The short answer is: for data consistency (aka "to prevent data corruption.")
Longer version: When backup/replication software read VMDKs, they do so from outside the guest and limited visibility of what the guest is doing. Example timeline:
* 18:00: you kick off your backup or replication
* 18:10: your job reaches block 1,000 (arbitrary number)
* 18:11: the application running inside the VM modifies block 999 and block 2,000 using data that is interdependent
(say, a database file and a transaction log entry, or a filesystem table and an associated file.)
* 18:20: your backup/replication job reaches block 2,000, which is now inconsistent with block 999, making the resulting backup potentially unusable
To avoid the situation above, all image-based backups
must take a snapshot of a VM to get a consistent view of the VM throughout the backup process. In practice, the underlying VMDK then effectively becomes read-only and can be backed up more or less like a regular file. All writes get redirected to the snapshot ("delta") disk.
There are all sorts of clever tricks with change block tracking etc. that can help with this in certain circumstances like Storage VMotion, but for the most part the above applies.
Although you could manipulate where snapshots are written to, IMO the best course of action would be to fix the underlying space issue. A general rule of thumb - unrelated to Veeam - is to always have "enough" (10-15%) free space on a VMFS volume. In the past this added some additional cost, but in this day of thin provisioning and fairly effective space reclamation, it is not usually a problem provided that not all your volumes "spike" at the same time.
Rather than free space, the biggest challenge with larger snapshots tend to be the impact of committing them back to the base disk, due to the fact that VMware snapshots are not copy-on-write. (If you will, the performance impact is after-the-fact, rather than during the snapshot's lifespan.)

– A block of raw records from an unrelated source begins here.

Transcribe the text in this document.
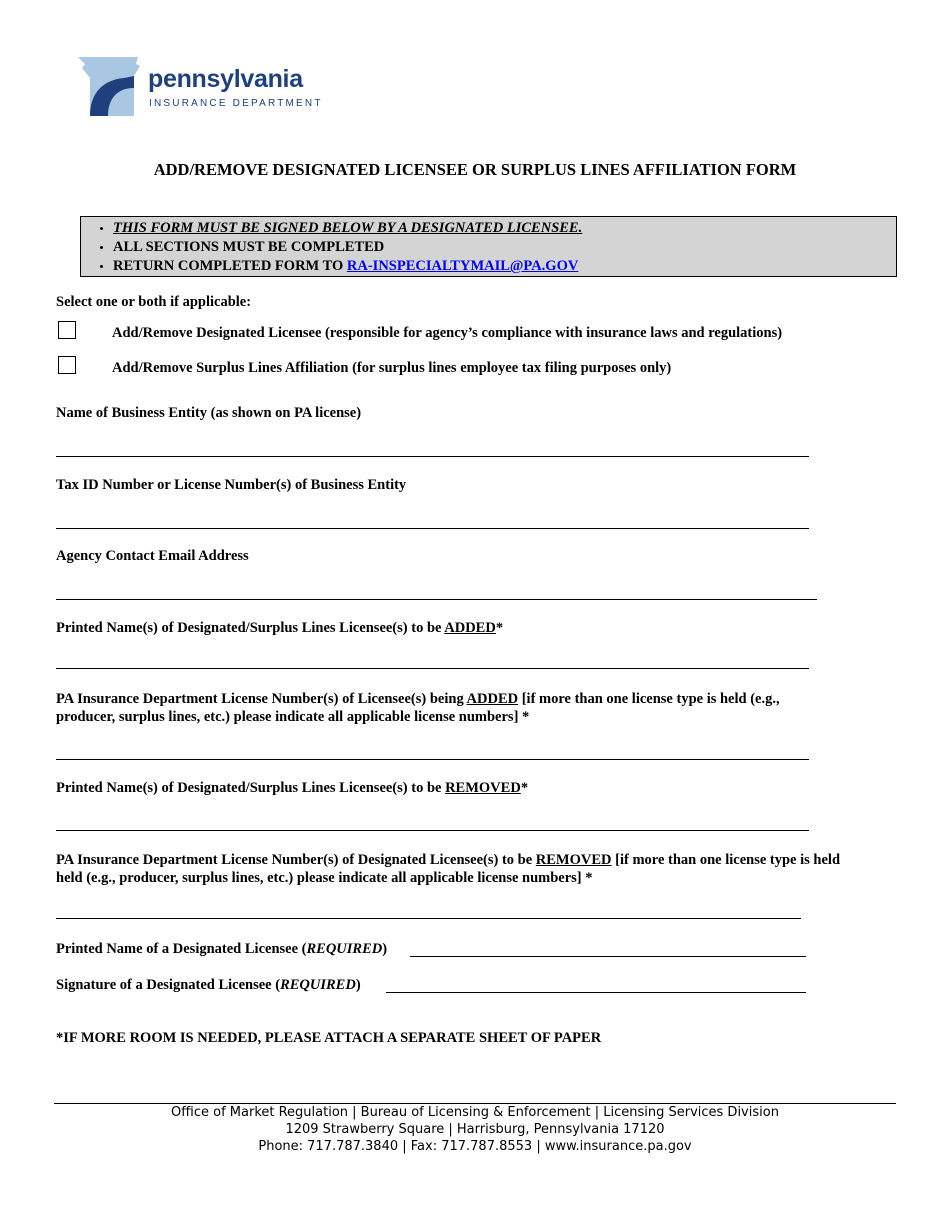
pennsylvania
INSURANCE DEPARTMENT
ADD/REMOVE DESIGNATED LICENSEE OR SURPLUS LINES AFFILIATION FORM
• THIS FORM MUST BE SIGNED BELOW BY A DESIGNATED LICENSEE.
• ALL SECTIONS MUST BE COMPLETED
• RETURN COMPLETED FORM TO RA-INSPECIALTYMAIL@PA.GOV
Select one or both if applicable:
Add/Remove Designated Licensee (responsible for agency’s compliance with insurance laws and regulations)
Add/Remove Surplus Lines Affiliation (for surplus lines employee tax filing purposes only)
Name of Business Entity (as shown on PA license)
Tax ID Number or License Number(s) of Business Entity
Agency Contact Email Address
Printed Name(s) of Designated/Surplus Lines Licensee(s) to be ADDED*
PA Insurance Department License Number(s) of Licensee(s) being ADDED [if more than one license type is held (e.g.,
producer, surplus lines, etc.) please indicate all applicable license numbers] *
Printed Name(s) of Designated/Surplus Lines Licensee(s) to be REMOVED*
PA Insurance Department License Number(s) of Designated Licensee(s) to be REMOVED [if more than one license type is held
held (e.g., producer, surplus lines, etc.) please indicate all applicable license numbers] *
Printed Name of a Designated Licensee (REQUIRED)
Signature of a Designated Licensee (REQUIRED)
*IF MORE ROOM IS NEEDED, PLEASE ATTACH A SEPARATE SHEET OF PAPER
Office of Market Regulation | Bureau of Licensing & Enforcement | Licensing Services Division
1209 Strawberry Square | Harrisburg, Pennsylvania 17120
Phone: 717.787.3840 | Fax: 717.787.8553 | www.insurance.pa.gov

From a general interest point of view: the amount of time the snapshot is open on the VMware side can be reduced in several ways, of which the most efficient tends to be to use storage arrays that can offload the snapshot for you at hardware level. In that case the snapshot (at the VMware end) is open only for a few seconds while the underlying hardware creates its own snapshot (which remains open for the remainder of the backup window.) Other ways of reducing the time are basically just to make sure the backup completes faster - make the VM smaller, use faster storage/network, etc.